Le député du Nord Marc Dolez votera à non à la révision constitutionnelle qui autorisera la ratification du traité (contre la consigne de son parti, le PS):

"Alors qu’en votant non à la révision de la Constitution , où la majorité des 3/5 est requise, les parlementaires de gauche peuvent imposer au président de la République le référendum dont il ne veut pas, le boycott revient à renier les engagements pris."
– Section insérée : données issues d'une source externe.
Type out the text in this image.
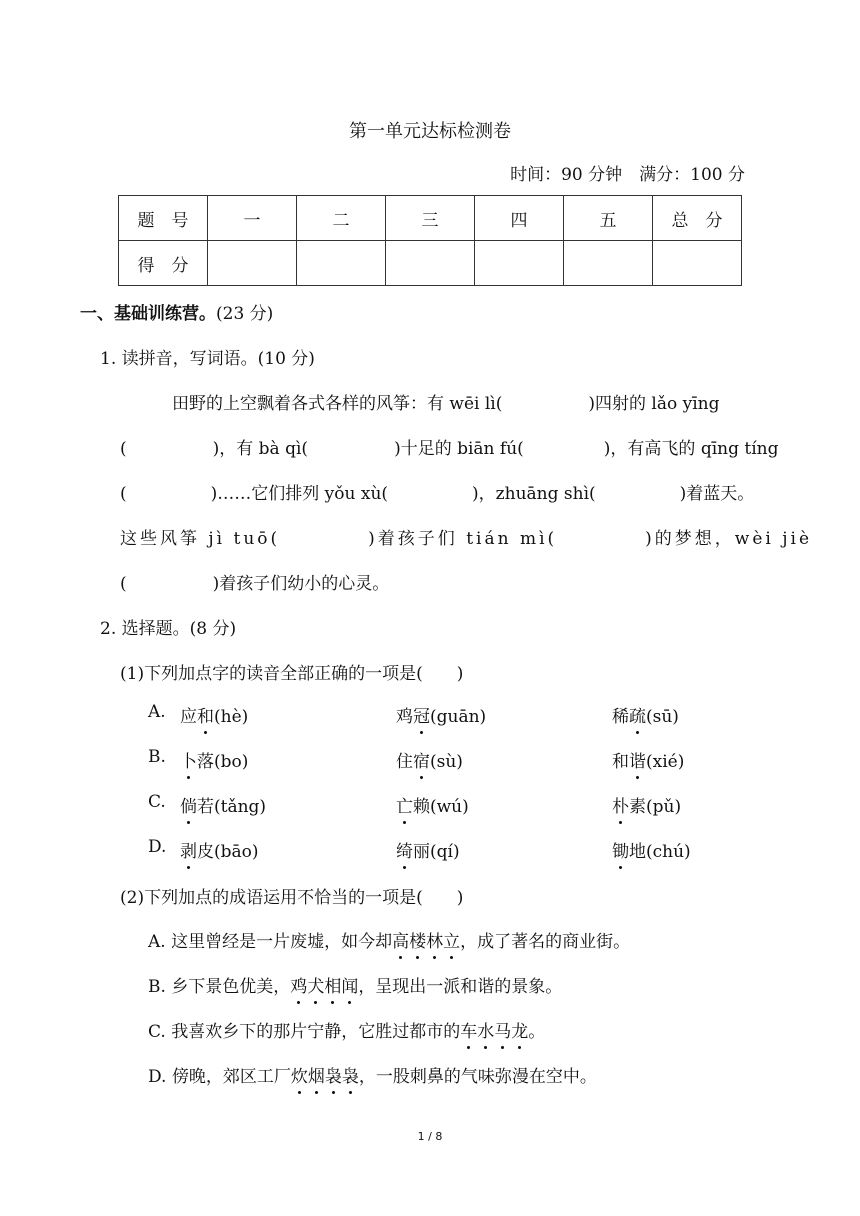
第一单元达标检测卷
时间：90 分钟　满分：100 分
题　号	一	二	三	四	五	总　分
得　分						
一、基础训练营。(23 分)
1. 读拼音，写词语。(10 分)
田野的上空飘着各式各样的风筝：有 wēi lì(	)四射的 lǎo yīng
(	)，有 bà qì(	)十足的 biān fú(	)，有高飞的 qīng tíng
(	)……它们排列 yǒu xù(	)，zhuāng shì(	)着蓝天。
这些风筝 jì tuō(	)着孩子们 tián mì(	)的梦想，wèi jiè
(	)着孩子们幼小的心灵。
2. 选择题。(8 分)
(1)下列加点字的读音全部正确的一项是(　　)
A. 应和(hè)	鸡冠(guān)	稀疏(sū)
B. 卜落(bo)	住宿(sù)	和谐(xié)
C. 倘若(tǎng)	亡赖(wú)	朴素(pǔ)
D. 剥皮(bāo)	绮丽(qí)	锄地(chú)
(2)下列加点的成语运用不恰当的一项是(　　)
A. 这里曾经是一片废墟，如今却高楼林立，成了著名的商业街。
B. 乡下景色优美，鸡犬相闻，呈现出一派和谐的景象。
C. 我喜欢乡下的那片宁静，它胜过都市的车水马龙。
D. 傍晚，郊区工厂炊烟袅袅，一股刺鼻的气味弥漫在空中。
1 / 8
Le Premier ministre slovène, qui dirige l'UE depuis le 1er janvier, s’en est pris au gouvernement portugais qui envisage un référendum sur le traité de Lisbonne :

"Même s’il devait y avoir un référendum au Portugal, il serait positif, et c’est certainement le droit des citoyens portugais, du gouvernement et du Parlement portugais de choisir le mode de ratification. Mais l’Europe est très imbriquée, et nous devons nous demander comment les événements dans un pays peuvent influencer les événements dans un autre pays où la situation pourrait être quelque peu différente."

Comme le souligne Yves Daoudal, c’est une tirade digne des eurocrates les plus aguerris. Les Portugais ne doivent pas donner la parole à leur peuple, parce que si leur peuple est susceptible de bien voter, cela risque de donner des idées à d’autres, qui pourraient mal voter.